Duc de Boulogne pour les uns, B2OBA pour d'autres, il est sans conteste le rappeur le plus établi, influent et controversé aujourd'hui en France. En juin dernier, il électrisait la scène du festival We Love Green, avant un été de festival. On parlait de rime, de poète maudit, de Sénégal et de chanson française avec Booba, invité de Boomerang

Le mot d'Augustin

Je me souviens de la toute petite pièce dans laquelle on avait enregistré l’émission, un genre de débarras au sous-sol de ses bureaux parisiens - si bien qu’on était coincé tous les deux dans une poignée de mètres carrés avec notre preneur de son calé entre deux cartons. Il était tout de suite moins impressionnant, et je me souviens d’ailleurs de son extrême simplicité et de sa générosité.
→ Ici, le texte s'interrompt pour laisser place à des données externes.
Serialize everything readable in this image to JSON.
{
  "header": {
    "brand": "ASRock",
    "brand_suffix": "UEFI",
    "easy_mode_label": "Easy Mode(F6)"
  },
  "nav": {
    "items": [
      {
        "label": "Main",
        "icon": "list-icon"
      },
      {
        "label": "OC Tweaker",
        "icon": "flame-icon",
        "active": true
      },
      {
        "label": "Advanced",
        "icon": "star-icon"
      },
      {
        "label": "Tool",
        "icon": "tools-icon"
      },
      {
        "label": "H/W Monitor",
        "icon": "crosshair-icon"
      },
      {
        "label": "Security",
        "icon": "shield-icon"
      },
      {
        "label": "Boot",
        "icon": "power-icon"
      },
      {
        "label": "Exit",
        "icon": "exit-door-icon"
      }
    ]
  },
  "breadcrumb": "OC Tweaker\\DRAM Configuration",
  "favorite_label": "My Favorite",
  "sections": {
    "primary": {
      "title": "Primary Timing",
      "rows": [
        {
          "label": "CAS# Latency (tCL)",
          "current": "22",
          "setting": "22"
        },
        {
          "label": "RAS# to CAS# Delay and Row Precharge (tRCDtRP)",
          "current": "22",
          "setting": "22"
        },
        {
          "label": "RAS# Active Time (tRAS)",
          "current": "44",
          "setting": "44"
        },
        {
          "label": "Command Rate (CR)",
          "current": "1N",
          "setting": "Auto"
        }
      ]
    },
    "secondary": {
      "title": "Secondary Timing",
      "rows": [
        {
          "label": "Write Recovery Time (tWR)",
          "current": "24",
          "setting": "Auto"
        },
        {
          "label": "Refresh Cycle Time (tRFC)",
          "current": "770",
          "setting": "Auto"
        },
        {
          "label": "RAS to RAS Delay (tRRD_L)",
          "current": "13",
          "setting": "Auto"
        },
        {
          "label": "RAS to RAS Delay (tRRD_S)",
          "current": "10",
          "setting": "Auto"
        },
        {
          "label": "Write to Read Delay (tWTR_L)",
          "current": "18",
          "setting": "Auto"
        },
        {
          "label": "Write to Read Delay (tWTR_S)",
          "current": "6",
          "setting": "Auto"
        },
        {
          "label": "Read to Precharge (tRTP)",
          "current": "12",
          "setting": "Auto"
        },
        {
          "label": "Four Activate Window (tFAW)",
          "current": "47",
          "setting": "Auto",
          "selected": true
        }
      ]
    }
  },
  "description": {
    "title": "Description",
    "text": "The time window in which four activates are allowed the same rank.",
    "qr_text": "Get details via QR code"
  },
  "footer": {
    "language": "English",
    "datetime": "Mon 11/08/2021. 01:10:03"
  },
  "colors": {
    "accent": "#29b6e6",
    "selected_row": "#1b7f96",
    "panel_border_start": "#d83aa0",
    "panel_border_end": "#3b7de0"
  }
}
On avait surtout parlé de travail, parce que toute sa trajectoire avait quelque chose à voir avec l’écriture, l’apprentissage de sons et d’instrumentations toujours plus éclectiques, l’acte de création. Et la question n’était pas tant de savoir pourquoi ce travail était nimbé de soufre ou de scandale, mais de décrypter ce qui avait fait de lui, qu’on le veuille ou non, l’un des plus grands directeurs artistiques de la musique d’aujourd’hui. Et si ce parcours avait quelque chose à voir avec des rancœurs et des revendications intimes ou collectives, il était aussi le fruit d’une immense curiosité et d’un travail acharné. Je me souviens qu’au tout début de l’entretien, je lui avais demandé ce qui le caractérisait le mieux. Il m’avait parlé de son intensité.